Although the university has a variety of student publications printed yearly, monthly, and weekly, Juan-Gaillot said that they hope Yiara will become a place for a certain type of writing and subject matter not yet represented within the school.
“So something like a mix of the Concordia Undergraduate Journal of Art History, it’s very professional-looking and academic, all art history essays pretty much. So we wanted to kind of mix that professionalism with something a little more like Interfold which has just visuals pretty much,” she said.
“We’re trying to find a middle ground, while bringing our own to it—which involves being very open, but having a feminist centre.”
As for what to expect for what exactly will fill the pages, Juan-Gaillot, along with Editor-in-Chief Raissa Paes and four other executive members will choose from submissions of poetry, academic writing and visual art.
“We’re looking for a few longer academic essays, usually in art history, but if it’s not in art history and it talks about women in art, then we’re fine with that—it just has to be of a pretty high calibre.”
Marketing themselves as a feminist magazine dedicated to the publication of both contemporary women artists and their influence throughout history, Juan-Gaillot was surprised by the sometimes negative feedback they received from fellow students.
“We’ve actually gotten a lot of negative feedback, from students walking by, asking what I’m putting up and things like that, they just don’t understand it, and in a very negative way, I mean,” she said. “They’ll say things like, ‘Why would you call it feminist? I feel like that excludes so many things.’”
Juan-Gaillot said that their mandate is quite the opposite of exclusive. They’re looking to keep their content as diverse and inclusive as possible, and are looking forward to seeing the different definitions of feminism that come out of the submissions.
“We’re trying to keep it as open as possible. I come from a place where people really view the word feminist in a very, very, very negative way—and I’m very sensitive to that,” said Juan-Gaillot.
“Coming to call myself feminist, or to call my work feminist, is a really big deal to me.”
As an official club of FASA, Yiara received a grant of $1,000; the magazine recently received special project funding from the Concordia Council on Student Life and is waiting to hear back from the Concordia Student Union about another potential grant.
The editorial team is currently planning to get as many copies printed as possible by early March, and then distribute them around Concordia campus and the surrounding student-heavy areas.

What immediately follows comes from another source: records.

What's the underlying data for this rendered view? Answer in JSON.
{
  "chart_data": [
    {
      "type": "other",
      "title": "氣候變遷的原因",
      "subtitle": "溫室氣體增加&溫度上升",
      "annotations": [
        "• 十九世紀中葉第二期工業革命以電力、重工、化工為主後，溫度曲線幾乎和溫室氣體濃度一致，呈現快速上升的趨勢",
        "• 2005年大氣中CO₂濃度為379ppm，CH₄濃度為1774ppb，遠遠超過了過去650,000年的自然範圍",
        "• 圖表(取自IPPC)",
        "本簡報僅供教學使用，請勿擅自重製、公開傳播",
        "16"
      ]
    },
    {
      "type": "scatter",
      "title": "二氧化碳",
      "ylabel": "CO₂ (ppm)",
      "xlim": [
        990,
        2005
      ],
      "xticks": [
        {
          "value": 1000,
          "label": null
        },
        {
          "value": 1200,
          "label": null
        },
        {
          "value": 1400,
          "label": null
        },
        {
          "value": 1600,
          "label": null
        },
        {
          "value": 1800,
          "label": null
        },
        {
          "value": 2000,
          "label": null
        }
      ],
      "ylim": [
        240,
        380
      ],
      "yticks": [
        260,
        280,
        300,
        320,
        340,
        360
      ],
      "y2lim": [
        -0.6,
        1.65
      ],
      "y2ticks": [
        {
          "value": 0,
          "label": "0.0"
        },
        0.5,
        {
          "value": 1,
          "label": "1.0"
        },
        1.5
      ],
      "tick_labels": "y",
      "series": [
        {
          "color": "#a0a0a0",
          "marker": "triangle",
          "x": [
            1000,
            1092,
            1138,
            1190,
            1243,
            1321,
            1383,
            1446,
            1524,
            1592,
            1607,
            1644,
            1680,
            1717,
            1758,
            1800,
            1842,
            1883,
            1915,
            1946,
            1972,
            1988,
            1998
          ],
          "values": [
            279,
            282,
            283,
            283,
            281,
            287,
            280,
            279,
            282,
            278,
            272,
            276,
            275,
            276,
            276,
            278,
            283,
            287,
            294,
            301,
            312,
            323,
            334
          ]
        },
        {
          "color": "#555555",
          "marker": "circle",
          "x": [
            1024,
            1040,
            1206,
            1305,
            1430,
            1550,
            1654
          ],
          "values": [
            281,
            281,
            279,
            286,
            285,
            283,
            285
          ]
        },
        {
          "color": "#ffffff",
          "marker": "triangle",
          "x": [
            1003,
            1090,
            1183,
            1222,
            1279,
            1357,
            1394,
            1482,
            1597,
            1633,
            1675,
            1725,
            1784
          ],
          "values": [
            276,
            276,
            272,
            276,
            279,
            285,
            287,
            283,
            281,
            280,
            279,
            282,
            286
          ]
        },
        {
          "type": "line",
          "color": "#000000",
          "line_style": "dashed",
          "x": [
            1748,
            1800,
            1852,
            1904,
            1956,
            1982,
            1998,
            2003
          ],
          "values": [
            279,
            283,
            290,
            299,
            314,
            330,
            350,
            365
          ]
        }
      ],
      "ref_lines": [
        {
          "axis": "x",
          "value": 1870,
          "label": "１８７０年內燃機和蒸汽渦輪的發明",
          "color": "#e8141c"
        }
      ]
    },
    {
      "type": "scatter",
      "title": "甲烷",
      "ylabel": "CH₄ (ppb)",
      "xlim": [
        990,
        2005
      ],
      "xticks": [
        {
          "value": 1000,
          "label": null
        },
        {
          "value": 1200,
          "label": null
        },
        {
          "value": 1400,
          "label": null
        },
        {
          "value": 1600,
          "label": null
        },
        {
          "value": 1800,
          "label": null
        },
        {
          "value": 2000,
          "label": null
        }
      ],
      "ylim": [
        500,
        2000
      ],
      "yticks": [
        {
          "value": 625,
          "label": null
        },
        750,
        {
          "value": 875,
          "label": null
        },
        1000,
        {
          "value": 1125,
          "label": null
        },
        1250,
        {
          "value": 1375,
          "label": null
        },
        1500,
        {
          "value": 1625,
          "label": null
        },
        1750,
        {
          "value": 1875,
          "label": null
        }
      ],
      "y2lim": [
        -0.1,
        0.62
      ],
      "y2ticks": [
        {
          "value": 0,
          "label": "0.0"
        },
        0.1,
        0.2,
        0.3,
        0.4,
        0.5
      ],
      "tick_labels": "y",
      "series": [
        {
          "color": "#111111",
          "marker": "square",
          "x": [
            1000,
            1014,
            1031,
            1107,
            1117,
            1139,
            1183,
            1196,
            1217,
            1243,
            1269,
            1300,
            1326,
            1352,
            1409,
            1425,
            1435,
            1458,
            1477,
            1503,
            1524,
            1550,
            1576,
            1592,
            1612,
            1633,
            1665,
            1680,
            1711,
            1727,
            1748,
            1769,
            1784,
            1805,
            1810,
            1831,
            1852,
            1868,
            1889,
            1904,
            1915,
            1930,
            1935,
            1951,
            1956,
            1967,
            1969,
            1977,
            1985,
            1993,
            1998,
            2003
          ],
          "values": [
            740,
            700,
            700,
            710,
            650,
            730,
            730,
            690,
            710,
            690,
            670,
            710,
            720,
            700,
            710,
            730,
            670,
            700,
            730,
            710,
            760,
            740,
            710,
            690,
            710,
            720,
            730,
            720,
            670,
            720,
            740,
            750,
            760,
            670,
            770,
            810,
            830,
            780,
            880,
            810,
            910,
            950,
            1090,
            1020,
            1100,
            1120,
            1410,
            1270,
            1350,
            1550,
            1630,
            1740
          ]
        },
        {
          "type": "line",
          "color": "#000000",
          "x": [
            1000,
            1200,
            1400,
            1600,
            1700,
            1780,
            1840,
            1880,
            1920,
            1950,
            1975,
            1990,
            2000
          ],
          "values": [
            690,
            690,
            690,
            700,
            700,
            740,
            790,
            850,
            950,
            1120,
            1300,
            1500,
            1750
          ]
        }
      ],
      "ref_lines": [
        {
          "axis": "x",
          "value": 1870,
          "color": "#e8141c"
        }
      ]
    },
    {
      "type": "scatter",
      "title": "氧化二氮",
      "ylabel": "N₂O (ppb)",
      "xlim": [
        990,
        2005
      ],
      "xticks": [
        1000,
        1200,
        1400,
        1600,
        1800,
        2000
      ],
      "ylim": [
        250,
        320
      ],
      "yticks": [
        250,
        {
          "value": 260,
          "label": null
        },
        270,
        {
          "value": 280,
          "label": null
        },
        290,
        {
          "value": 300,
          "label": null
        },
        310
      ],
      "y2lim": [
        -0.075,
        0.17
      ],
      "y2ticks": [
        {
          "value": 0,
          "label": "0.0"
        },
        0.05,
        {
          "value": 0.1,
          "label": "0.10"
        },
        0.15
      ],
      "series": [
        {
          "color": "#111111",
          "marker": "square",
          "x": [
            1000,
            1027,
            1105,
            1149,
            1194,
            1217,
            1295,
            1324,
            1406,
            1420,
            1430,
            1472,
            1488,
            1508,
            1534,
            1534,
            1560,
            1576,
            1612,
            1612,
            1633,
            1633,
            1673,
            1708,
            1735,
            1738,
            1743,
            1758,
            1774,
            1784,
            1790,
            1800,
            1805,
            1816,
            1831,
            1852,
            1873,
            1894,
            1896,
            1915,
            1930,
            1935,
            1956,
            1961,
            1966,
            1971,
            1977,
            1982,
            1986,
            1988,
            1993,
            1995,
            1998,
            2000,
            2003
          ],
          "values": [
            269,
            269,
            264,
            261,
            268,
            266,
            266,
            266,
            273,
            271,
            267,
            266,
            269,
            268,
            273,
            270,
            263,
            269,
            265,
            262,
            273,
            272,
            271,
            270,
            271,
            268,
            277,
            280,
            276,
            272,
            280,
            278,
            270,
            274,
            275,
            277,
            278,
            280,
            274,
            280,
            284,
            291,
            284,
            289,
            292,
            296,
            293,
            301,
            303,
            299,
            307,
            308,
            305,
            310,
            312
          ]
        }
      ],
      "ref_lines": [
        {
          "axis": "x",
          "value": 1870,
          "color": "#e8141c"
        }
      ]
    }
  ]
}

“We’re also open to outside of Concordia—which is a big deal, because a lot of the things here, magazines at Concordia are, I mean, since they receive funding from places like FASA, they try to keep it within the school,” said Juan-Gaillot of their open submissions policy, meaning that as long as you are a student you can submit work in either French or English.
“We’re open to UQAM, McGill —anyone who is a student technically, so we can keep it student-based. As long as you count as a student then that’s pretty much the only requirement.”
As for specific of content, Juan-Gaillot insisted that it stay simple.
“As long as you talk about women, in some shape or form, and there’s some sort of critical element to it, then you’re fine and that’s kind of what we’re open to, and see what we get—then judge everything on that.”